At the same time, using his Third Eye, he instantly mapped the surrounding terrain and confirmed his position.
It was a larger, longer room; the centre held a strip of black soil roughly 15×30 in size. The place he needed to reach was at the outer edge of this long chamber, the upper-right exit. If he could get out through the upper-right, the Sunlight Breeding Chamber should be above; then he’d find a way up to the fourth deck.
He sprinted for the upper-right, smashing through the corpse-vines that blocked his path with Ironbreaker. The plants posed almost no threat to him.

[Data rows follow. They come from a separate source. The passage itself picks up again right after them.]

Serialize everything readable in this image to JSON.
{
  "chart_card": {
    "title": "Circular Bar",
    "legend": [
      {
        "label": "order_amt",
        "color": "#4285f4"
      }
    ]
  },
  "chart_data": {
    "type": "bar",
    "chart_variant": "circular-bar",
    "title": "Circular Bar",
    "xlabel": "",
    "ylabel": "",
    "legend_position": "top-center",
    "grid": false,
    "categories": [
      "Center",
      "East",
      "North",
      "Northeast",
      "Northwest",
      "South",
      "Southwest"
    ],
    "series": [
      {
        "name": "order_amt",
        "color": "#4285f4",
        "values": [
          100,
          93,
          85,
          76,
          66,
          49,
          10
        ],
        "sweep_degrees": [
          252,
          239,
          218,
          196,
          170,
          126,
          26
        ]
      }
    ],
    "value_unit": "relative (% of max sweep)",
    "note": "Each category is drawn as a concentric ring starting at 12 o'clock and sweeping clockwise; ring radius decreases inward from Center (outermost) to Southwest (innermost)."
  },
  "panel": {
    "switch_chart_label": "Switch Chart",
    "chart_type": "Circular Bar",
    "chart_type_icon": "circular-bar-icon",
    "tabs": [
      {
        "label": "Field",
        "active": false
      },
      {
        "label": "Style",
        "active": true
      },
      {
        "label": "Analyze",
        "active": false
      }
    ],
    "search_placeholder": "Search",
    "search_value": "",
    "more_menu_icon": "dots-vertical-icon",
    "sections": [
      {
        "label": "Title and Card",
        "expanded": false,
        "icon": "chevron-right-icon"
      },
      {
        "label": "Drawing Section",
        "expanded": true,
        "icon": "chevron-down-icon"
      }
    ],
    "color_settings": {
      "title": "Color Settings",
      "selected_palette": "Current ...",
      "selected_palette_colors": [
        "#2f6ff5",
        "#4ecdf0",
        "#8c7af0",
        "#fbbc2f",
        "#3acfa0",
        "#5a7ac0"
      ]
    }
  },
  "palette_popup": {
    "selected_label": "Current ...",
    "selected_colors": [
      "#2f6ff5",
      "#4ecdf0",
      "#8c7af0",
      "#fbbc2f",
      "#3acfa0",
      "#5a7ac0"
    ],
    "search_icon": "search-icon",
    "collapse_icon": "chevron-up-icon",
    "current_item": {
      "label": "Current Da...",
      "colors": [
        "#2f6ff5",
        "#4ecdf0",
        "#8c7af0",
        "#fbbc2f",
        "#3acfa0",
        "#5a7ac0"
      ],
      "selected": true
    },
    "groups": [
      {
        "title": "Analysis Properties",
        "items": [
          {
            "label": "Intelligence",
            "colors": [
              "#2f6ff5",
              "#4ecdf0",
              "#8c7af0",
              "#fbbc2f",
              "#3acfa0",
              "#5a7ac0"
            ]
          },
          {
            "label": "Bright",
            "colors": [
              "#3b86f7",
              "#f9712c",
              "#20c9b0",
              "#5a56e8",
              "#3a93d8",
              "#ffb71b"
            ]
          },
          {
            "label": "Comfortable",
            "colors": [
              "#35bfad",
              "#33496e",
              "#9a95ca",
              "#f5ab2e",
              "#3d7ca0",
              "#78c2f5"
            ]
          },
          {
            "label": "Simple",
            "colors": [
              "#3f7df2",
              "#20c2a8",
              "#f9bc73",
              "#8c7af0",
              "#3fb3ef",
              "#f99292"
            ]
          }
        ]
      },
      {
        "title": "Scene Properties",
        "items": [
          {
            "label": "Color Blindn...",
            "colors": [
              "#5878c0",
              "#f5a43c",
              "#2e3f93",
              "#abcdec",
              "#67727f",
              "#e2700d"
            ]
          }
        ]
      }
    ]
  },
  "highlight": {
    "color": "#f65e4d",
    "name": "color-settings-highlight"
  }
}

He burst out of the room easily, then stopped dead. It had to be the Farmer’s central section, and the situation was far worse than he’d hoped.
A massive hole had been torn in the deck above; protruding from it was a ball-like mass composed of vines. Countless tendrils hung down from that sphere, radiating outwards and piercing the third deck.
The vines were uniform in thickness, yet their hanging clusters varied greatly. Some bundled into columns of hundreds of stems, pillar-thick; others were two or three strands braided together like a rope.
Like the vines wrapping the Farmer’s exterior, these too writhed slowly and had likely spread throughout every corner of the ship’s interior, forming a neural-like network.
The Forest Egg was very likely inside that protruding sphere.
Yang Yi estimated it roughly, but couldn’t measure precisely because only about one-third of the sphere was exposed; the rest lay inside the fourth deck and couldn’t be seen.
But from the data he had, the sphere’s size matched the Sunlight Breeding Chamber, almost certainly his target.
He picked the thickest column, a pillar formed from hundreds of intertwined vines, and prepared to climb it, hoping to breach the sphere’s outer shell and get inside.
First he touched the vines with his hand; there was no reaction. Then he hacked at them with the greatsword. Still no aggression, fresh tendrils simply grew to fill the damaged gaps.
Their behaviour matched the vines on the ship’s exterior: they likely shared the same origin and didn’t attack proactively.
That said, they were not harmless. These vines fed on blood. The beads of blood that welled on the armour’s surface were absorbed by the vines like a sponge meeting water. So, it was best not to touch them with bare skin.
Yang Yi climbed the vine pillar, which was nothing for his three-metre frame; he reached the top in one pull. He’d come up to get a closer feel of the protruding sphere.
At the top he braced himself and, holding Ironbreaker in his right hand, thrust towards the vine-ball. He wanted to gauge how deep the vines were and whether there was an internal cavity.
The greatsword measured over two metres, making it perfect for the task.